The sooner BOE hikes rates, sooner it can stop

Does it matter if the Bank of England’s (BOE) Monetary Policy Committee (MPC) decides to hike its rate this Thursday? Or if it instead waits for more data on the labor market and raise instead at the December 16 meeting? Not so much.
But it really does matter what the MPC does after that. It won’t do anything for the central bank’s reputation if it dithers and delays. So the BOE had better get its communication strategy right for once or else it will allow inflationary expectations to rip.
The central bank has kept the stimulus hosepipe on too long. In order to avoid a massive policy error, it has to admit it’s been asleep at the wheel and raise rates. Unfortunately, correcting mishaps is never that simple and by reacting too sharply it risks crushing the recovery and compounding its missteps. It’s a situation all of the BOE’s own making.
Governor Andrew Bailey has marched us up this hill with repeated signals to expect more than one rise in the bank rate in the near term. This quarterly MPC meeting should get on with tweaking the current 0.1% to 0.25% — and then give us an idea of when it will be raised more substantively.
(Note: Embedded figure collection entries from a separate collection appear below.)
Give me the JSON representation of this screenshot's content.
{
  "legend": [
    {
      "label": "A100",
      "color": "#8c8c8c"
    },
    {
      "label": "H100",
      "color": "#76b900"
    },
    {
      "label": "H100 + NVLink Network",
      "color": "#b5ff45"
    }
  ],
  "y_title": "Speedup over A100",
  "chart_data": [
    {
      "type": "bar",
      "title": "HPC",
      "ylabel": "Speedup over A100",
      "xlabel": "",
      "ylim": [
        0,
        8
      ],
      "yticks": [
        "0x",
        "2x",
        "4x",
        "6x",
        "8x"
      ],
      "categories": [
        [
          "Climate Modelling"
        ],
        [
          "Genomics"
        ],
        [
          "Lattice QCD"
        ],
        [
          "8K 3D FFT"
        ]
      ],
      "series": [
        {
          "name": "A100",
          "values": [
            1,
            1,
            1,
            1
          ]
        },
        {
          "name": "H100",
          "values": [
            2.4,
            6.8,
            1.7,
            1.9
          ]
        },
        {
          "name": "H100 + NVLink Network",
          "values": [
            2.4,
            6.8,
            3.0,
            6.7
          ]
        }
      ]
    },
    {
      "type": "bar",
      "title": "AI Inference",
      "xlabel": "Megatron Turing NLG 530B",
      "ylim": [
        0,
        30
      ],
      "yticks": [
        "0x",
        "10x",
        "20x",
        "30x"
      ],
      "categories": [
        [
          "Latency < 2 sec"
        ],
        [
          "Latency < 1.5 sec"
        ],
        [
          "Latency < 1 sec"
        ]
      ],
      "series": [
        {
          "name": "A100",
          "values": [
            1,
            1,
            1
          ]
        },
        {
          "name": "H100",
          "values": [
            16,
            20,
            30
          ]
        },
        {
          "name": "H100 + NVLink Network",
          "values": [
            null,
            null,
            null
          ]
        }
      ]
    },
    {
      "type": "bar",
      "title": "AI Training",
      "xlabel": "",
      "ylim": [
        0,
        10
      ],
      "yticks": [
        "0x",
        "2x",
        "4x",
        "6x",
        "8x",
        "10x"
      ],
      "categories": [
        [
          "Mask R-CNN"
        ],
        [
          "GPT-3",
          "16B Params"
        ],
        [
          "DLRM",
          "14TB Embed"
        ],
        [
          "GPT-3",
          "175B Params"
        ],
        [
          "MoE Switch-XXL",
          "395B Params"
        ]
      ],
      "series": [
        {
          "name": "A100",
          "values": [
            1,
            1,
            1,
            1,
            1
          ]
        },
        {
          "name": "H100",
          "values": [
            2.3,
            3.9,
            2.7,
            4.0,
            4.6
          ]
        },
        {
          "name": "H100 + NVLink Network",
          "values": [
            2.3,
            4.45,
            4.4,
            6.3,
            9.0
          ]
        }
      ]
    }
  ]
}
And there’s an even more important message to impart: How the BOE will quell the inflationary beast for the foreseeable future.
Vague platitudes on waiting for more data will not be accepted. We deserve clarity after seeing the central bank effectively tear up its long-held forward guidance of near-zero interest rates on Sepember 23. This must come across at the press conference, which also needs to be of a substantially higher quality than any so far in Bailey’s tenure.
But make no mistake, as a rate hike is fully priced in — and the bank has not pushed back against that — a failure to act will weigh Bailey down with a reputation for inconsistency.
One question is the handling of the remaining 20 billion pounds ($28 billion) of the BOE’s 150 billion-pound pandemic stimulus program. It looks ridiculous to be ploughing on with quantitative easing while simultaneously raising rates. The MPC might think this a trifling matter: After all, there’s just six weeks before the program expires. Sadly not so inconsequential for the gilt market, which is seeing what little net supply there is left vanish for the rest of the financial year to April.